Here’s why it matters:
- Inflation is eroding purchasing power, especially for those on government-only pensions
- Health costs and medication prices continue to climb, even with public coverage
- Affordable housing remains a growing concern, particularly in large cities
- Seniors are often isolated financially, especially those without family or private income
The GIS increase can help reduce food insecurity, ensure access to essential care, and restore some sense of stability and dignity for aging Canadians.
Don’t Forget: Your GIS May Still Change Each Year
It’s important to understand that GIS payments are reviewed every year. Your income level directly affects your eligibility.
If you:
- Start earning part-time income
- Receive money from investments
- Begin a workplace pension or annuity
…your GIS amount could decrease or be cut entirely.
Here’s what you can do to protect your eligibility:
- Always file your income taxes on time
- Notify Service Canada of any major income changes
- Consult a financial planner if you plan to take up part-time work or cash out investments
Staying aware of your status ensures you’re not surprised by changes to your monthly payments.

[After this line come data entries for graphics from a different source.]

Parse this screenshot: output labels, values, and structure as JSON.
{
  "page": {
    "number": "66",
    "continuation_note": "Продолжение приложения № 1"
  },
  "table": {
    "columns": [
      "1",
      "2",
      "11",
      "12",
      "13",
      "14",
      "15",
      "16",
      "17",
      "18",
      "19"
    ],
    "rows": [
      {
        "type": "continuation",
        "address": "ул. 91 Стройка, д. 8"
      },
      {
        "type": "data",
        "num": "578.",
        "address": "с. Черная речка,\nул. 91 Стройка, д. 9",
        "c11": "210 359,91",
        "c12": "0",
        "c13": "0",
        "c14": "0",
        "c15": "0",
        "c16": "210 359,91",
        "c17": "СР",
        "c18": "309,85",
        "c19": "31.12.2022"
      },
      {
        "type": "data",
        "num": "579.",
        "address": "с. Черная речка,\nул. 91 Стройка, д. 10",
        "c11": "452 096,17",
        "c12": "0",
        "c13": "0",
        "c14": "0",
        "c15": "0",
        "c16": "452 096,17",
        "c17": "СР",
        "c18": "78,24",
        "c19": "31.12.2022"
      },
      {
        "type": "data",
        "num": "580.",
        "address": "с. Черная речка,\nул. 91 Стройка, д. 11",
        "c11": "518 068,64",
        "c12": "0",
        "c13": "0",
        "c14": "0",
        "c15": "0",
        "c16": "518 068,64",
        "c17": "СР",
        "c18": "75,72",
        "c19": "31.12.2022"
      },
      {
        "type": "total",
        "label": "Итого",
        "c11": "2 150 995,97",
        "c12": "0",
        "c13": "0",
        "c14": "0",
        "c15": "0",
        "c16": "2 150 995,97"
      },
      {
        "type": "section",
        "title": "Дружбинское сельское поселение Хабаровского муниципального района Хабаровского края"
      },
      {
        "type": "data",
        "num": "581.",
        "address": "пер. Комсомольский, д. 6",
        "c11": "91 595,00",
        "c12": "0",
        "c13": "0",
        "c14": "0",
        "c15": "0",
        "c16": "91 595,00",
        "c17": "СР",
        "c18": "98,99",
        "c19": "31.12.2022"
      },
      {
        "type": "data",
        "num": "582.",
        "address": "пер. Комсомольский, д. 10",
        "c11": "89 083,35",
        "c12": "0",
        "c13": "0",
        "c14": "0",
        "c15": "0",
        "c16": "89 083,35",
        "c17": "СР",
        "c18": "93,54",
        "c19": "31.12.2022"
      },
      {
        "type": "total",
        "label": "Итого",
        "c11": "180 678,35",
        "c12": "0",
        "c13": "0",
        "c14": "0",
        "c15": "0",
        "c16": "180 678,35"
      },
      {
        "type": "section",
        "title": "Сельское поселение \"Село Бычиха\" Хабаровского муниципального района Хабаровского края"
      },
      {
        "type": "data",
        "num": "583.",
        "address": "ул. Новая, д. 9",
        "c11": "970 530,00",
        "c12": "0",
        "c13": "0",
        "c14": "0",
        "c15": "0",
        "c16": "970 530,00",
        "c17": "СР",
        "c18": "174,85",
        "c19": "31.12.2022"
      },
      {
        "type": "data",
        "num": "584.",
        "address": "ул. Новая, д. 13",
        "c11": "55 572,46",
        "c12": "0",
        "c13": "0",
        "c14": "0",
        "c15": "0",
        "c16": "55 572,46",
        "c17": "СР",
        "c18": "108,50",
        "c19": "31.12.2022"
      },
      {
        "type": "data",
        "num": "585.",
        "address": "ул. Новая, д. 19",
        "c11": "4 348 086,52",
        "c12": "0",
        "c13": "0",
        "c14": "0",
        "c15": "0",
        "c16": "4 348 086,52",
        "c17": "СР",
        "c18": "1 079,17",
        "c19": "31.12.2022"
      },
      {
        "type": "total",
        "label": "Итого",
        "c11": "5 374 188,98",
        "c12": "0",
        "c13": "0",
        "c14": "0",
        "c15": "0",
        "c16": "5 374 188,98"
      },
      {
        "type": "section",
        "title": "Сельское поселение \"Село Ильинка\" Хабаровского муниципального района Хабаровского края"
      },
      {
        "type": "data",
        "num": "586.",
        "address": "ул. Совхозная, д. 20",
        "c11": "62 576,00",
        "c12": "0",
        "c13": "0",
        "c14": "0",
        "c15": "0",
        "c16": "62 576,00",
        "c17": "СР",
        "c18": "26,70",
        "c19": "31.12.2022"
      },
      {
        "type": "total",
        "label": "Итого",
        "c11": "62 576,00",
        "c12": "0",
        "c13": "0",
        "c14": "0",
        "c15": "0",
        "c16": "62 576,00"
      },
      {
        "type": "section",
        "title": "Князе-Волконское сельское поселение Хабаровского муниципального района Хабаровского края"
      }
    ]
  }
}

The Bigger Picture: Canada’s Ongoing Pension Reforms
This GIS boost is part of ongoing efforts by the Canadian government to modernize and improve the retirement system. With debates over the retirement age, and CPP and OAS changes on the horizon, seniors must stay informed about how these updates may affect them.
A larger conversation is underway about:
- How Canada can better support aging populations
- How pension rules might adapt to longer life expectancies
- Whether more low-income credits or programs will be introduced
This GIS top-up signals a step in the right direction, but more changes may follow—so staying engaged with federal updates is vital.